The assessment is based on knowledge of past earthquakes, geology and tectonics, and requires a reference rock model to be determined as a basis for the seismic hazard model. The datasets underlying these factors are combined into a seismic hazard model that can be used to estimate where earthquakes of different magnitudes may occur, how frequently they are expected to happen, and how probable certain levels of ground shaking due to earthquakes are. Recent scientific knowledge and research results are also required in order to reliably assess and estimate the different ground shaking levels in Switzerland.
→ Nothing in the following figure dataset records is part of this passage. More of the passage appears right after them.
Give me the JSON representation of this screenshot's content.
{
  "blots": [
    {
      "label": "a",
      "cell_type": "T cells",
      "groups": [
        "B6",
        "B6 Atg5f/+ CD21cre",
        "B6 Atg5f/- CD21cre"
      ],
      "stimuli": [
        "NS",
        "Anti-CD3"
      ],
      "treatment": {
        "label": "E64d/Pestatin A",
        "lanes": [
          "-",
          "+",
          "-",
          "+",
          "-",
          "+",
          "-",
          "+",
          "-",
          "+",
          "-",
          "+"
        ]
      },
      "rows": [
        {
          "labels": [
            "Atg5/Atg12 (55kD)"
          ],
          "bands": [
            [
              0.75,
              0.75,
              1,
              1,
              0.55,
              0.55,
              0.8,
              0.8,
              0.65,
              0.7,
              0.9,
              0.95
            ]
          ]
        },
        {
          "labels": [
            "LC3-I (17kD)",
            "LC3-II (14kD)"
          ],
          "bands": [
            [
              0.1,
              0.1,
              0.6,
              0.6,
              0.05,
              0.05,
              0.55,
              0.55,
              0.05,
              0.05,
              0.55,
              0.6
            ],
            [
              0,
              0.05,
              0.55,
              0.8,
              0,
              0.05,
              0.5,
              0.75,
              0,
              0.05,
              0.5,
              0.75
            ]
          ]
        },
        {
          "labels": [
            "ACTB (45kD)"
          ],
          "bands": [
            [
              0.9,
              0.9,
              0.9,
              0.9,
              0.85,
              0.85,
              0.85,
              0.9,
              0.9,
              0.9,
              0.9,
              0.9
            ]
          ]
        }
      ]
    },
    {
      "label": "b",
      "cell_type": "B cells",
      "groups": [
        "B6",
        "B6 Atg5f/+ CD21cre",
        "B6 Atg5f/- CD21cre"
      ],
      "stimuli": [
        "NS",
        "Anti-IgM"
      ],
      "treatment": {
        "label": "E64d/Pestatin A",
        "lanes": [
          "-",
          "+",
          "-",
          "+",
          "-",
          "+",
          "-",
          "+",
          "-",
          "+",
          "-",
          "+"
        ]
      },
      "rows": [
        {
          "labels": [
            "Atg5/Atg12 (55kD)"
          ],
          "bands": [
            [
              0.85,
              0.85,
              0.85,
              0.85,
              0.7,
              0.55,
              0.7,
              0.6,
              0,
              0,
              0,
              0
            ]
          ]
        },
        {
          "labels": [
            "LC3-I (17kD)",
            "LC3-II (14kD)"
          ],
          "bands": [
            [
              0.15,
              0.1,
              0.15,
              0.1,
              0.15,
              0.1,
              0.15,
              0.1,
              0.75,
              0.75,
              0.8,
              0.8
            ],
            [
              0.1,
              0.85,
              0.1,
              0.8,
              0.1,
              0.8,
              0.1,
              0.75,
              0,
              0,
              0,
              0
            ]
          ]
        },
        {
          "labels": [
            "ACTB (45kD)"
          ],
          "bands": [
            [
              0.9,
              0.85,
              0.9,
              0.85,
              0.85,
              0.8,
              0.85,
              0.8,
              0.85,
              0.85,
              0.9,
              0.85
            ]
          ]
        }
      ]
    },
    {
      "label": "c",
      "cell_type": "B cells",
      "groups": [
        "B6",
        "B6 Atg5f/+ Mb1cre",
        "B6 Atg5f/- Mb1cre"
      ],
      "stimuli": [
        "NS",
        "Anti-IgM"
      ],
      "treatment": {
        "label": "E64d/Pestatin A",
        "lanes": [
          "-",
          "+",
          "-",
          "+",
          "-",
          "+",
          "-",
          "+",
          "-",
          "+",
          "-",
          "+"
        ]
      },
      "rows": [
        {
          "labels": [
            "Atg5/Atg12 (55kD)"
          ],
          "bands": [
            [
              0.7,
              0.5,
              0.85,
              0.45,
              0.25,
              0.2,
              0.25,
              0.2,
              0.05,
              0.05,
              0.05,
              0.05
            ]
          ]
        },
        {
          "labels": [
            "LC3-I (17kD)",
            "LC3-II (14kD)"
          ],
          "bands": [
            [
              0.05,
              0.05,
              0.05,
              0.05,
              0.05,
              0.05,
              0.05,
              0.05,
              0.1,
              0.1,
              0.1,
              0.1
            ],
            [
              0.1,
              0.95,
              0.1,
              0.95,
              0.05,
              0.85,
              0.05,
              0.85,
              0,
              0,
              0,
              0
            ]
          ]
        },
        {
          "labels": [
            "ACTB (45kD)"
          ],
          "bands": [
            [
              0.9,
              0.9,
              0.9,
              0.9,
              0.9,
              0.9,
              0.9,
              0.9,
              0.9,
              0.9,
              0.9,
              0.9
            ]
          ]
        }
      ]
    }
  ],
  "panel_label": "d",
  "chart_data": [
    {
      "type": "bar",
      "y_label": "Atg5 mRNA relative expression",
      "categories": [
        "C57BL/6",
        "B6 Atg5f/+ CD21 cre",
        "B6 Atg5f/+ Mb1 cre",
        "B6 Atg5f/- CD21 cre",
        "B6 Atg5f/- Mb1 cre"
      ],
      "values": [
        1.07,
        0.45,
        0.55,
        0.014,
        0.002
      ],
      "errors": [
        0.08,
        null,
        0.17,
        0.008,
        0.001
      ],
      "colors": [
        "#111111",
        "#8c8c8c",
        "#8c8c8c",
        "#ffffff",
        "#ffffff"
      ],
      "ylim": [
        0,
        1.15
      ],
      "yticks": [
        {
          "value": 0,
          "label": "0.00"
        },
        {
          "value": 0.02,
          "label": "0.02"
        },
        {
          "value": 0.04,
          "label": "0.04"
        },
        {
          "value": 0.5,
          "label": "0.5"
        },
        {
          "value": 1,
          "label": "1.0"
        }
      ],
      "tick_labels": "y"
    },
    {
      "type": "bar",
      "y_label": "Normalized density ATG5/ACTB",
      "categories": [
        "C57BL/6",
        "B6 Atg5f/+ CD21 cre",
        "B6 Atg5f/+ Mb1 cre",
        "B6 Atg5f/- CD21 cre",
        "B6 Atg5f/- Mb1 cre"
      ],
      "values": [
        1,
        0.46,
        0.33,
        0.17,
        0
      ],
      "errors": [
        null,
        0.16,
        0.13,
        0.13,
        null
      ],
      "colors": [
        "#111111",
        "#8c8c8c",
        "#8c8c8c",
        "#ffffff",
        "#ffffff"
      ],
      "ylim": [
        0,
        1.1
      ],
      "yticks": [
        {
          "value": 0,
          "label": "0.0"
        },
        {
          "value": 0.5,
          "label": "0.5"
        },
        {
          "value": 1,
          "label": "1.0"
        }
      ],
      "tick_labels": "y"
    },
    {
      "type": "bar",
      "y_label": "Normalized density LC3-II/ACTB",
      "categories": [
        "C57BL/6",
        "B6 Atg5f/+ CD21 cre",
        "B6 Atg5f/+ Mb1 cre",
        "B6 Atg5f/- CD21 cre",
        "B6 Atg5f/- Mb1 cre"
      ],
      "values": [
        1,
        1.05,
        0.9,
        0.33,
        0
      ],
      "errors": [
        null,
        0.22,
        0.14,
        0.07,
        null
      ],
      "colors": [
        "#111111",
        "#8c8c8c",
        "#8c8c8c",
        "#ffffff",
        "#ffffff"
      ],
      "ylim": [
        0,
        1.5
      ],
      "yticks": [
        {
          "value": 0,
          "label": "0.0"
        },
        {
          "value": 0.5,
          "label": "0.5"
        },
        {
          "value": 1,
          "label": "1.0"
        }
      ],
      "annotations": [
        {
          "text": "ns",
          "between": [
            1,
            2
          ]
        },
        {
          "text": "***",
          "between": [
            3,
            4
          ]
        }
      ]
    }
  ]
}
Earthquakes are caused by a sudden release of stress along faults in the Earth's crust. Their occurrence is determined by regional tectonics, geology and the stress regime in the Earth's crust. Analysing many earthquakes allows conclusions to be drawn about the tectonic stress regime and the depth distribution of earthquakes. Together with information on fault orientation, this provides a basis for estimating the seismic hazard.
Past earthquake activity and historical earthquake recordings (e.g. location, intensity and impact) are key to understanding and estimating future seismicity and ground shaking. Historical descriptions of an earthquake are translated into a modern description including magnitude, epicentre and depth of focus. To calculate the 2015 seismic hazard model of Switzerland, information on all known damaging earthquakes and their effects up to 1975 was collected and re-evaluated. Since 1975, the Swiss seismic network has enabled comprehensive instrumental monitoring of earthquake activity. The historical and instrumental earthquakes are combined into a catalogue, known as the Earthquake Catalogue of Switzerland (ECOS-09). This can be used to estimate the geographical distribution and probabilities of future earthquakes in Switzerland.
The physics related to the radial propagation of seismic waves from the hypocentre (where the fault ruptures) through the Earth's crust, together with data from past earthquakes, allows us to estimate the ground shaking level at a specific location due to an earthquake of a given magnitude.
For the 2015 seismic hazard model, a reference rock model was determined from extensive geophysical measurements at various seismometer sites in Switzerland. The effects of seismic focus, seismic wave propagation and local amplifications were calculated for this purpose. This represents a major advance on the 2004 seismic hazard model and enables the seismic hazard estimate to be calculated for this reference rock while significantly reducing uncertainties in the estimate.